The him, the entity, the dark presence. Going by a multitude of monikers. Every bad day plays before the writer. Through his tears, he scooted backwards to the crushed bin of hopes and narrative. The papers in which he wrote to hopefully escape the life that has already set sailed. He looks at them and reads the garbled mess. The whispers become clear and audible. It was his dark thoughts. The crumbled bits of paper were his attempt at writing one last piece in the event someone found him. A confession of all that he done wrong and what went wrong with the world. He feels something heavy hug him. It was the presence. The writer felt tired, done with everything and everyone. He embraces it. The world becomes black. Its getting darker and harder to stay awake. Then slowly, and surely, the writer’s world goes black.

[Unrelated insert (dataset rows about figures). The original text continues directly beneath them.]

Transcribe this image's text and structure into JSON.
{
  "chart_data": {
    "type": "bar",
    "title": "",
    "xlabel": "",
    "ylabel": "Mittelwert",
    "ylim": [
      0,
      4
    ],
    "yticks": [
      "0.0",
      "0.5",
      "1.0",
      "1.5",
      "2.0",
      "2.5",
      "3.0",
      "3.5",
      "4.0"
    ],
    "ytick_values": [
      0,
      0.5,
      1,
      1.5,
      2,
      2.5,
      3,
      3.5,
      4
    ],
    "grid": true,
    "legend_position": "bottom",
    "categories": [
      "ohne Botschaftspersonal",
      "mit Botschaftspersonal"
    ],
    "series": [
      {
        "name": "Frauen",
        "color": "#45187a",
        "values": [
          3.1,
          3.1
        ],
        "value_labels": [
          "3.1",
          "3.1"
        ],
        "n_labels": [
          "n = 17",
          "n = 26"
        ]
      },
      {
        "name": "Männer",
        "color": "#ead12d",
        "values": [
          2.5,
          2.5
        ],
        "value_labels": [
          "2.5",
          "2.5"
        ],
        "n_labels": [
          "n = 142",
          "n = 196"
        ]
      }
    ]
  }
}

He wakes up to his empty home and empty bed. It’s his room. Was it a dream? Next to his nightstand was a glimmer of light. It was the morning. Besides that, was a bottle of bourbon and pain killers. Through the abuse, he had gained terrible migraines. This was just one other thing to make his pain go away. He remembers that night, he had written a note and soon after took a combination of the bourbon and painkillers. But next to him was a picture of Zoe. The only source of light that was in his life. The terrible dream he had was the end of the story he had written. His attempt on his life went unsuccessful that night, but it had caused his note, his story to become vividly real to him.

A terrible pain echoed through his body and stomach, but he got up. Looking at and memorizing the warmth of Zoe brought to him vicariously through the frame, inspired him. His writing block was clear, just for a moment, but enough to re-write the story he wrote. He grabs his typewriter and bleeds into it the ending in which he needed.

In this ending, the heavy feeling in which hugged him transformed into the love of his life, Zoe, the light bringer of his dark world. This was his only guide. His only way navigating back to port from the rough seas. In the darkness of the night, the power returns. The home he rented out for the getaway returned to life. Through the window in the distance, the writer watches the storm retreat and the light house come back to life anew. Operating and becoming a beacon for those who were now once lost.

As the he finished stroking the final key, he stopped and rested. He was content with his work. Then the phone rang. It was a message:

Zoe: “I’ve been thinking about you… I miss us… I miss you”.

Zoe: “I know its been a while since we last spoke, but I’d love to see you again. Let me know if you’d like to meet”.

He opens his phone and begins to type, but the pain in his body was too much. Years of abuse have now come to collect. And with that… he, the writer, passes away.